I’ve spent the last decade lost in the allure of management. I’m now re-aligning back into coding, designing, and making things.
I was expecting to learn new things as part of this process. I was not expecting to get my perspective so thoroughly changed.
The quote that bent my brain being;
One night I just directly asked him how I could get better at programming. He asked me why I would want to do such a thing. What he explained was that if I can already build anything I could imagine (with enough Google searching and time) then what’s the value in getting any better at programming itself? Instead I should focus on getting better at building things or get better at thinking of things to build.
This was such a stunning change of mindset for me I spent the rest of the day trying to process this simple, beautiful idea.

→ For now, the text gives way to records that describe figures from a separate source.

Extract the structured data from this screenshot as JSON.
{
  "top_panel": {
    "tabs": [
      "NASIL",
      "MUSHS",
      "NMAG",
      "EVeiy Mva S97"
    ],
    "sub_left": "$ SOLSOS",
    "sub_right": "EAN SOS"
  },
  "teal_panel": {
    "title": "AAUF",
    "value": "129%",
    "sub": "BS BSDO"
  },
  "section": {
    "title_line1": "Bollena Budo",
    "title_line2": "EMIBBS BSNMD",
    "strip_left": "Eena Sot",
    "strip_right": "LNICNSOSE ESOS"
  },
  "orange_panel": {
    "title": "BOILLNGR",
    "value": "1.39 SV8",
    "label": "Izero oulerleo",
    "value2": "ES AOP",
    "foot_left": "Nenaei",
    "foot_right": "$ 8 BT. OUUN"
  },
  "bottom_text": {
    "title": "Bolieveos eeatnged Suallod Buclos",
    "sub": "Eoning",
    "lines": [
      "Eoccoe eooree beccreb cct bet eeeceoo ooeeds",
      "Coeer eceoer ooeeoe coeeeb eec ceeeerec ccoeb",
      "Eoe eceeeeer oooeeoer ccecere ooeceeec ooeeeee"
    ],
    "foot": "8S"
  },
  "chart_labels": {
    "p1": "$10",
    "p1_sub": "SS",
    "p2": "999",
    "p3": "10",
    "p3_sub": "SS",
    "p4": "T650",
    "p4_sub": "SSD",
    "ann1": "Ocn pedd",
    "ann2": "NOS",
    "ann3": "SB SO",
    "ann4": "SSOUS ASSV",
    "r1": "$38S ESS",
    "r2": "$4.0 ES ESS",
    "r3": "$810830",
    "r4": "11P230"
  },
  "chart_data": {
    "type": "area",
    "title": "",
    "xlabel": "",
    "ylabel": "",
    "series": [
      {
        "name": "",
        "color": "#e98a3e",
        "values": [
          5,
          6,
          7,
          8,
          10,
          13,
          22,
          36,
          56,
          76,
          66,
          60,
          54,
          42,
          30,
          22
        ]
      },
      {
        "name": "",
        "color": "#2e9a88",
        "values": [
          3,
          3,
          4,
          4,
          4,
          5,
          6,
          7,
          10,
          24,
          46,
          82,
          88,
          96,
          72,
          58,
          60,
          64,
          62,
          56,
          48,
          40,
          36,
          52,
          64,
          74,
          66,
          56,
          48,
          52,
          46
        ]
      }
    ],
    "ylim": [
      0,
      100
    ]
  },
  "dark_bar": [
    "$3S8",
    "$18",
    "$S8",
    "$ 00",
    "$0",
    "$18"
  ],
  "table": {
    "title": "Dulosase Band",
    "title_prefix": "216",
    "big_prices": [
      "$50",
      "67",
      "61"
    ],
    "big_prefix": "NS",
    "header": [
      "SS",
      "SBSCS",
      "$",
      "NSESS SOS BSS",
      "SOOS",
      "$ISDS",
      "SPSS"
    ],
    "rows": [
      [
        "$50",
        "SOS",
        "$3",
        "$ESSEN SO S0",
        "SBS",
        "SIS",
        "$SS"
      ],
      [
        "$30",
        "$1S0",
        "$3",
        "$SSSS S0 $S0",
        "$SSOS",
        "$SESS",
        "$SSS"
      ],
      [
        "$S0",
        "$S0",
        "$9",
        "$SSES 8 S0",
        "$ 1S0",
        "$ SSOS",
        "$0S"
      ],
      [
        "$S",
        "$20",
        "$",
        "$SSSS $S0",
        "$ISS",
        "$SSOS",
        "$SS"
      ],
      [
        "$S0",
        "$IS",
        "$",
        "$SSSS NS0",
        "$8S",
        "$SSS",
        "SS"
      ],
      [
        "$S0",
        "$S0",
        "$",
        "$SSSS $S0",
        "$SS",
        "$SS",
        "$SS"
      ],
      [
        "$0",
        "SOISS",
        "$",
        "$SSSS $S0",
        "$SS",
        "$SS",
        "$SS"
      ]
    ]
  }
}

There is a cultural expectation in the technology industry that everything you publish be of the highest quality. That you’re a subject matter expert. That this all adds up to represent your brand and is indicative of your skill levels. Unfortunately this commonly manifests as obsessive one-upmanship, or worse presenting as an opinionated, insufferable know-it-all.
And it deliberately misses the point. Using the pretense of craft we obsess over how it’s built. Which allows us to deflect and avoid the far more daunting prospect of what to build, or worse building something and having it critiqued by our “peers”.
We are all to often, a young and insecure industry.
And I had played right into it. The fear of public scrutiny of my work, and of that work not being perfect was paralysing. These cultural expectations had me focussed on the wrong things, and that misplaced focus had been blocking me from doing anything.
But here’s the key to unlocking it all, the users of the thing don’t care how it’s built.
Thus from now on my approach is much simpler and more robust.
Ignore everyone. Build interesting things.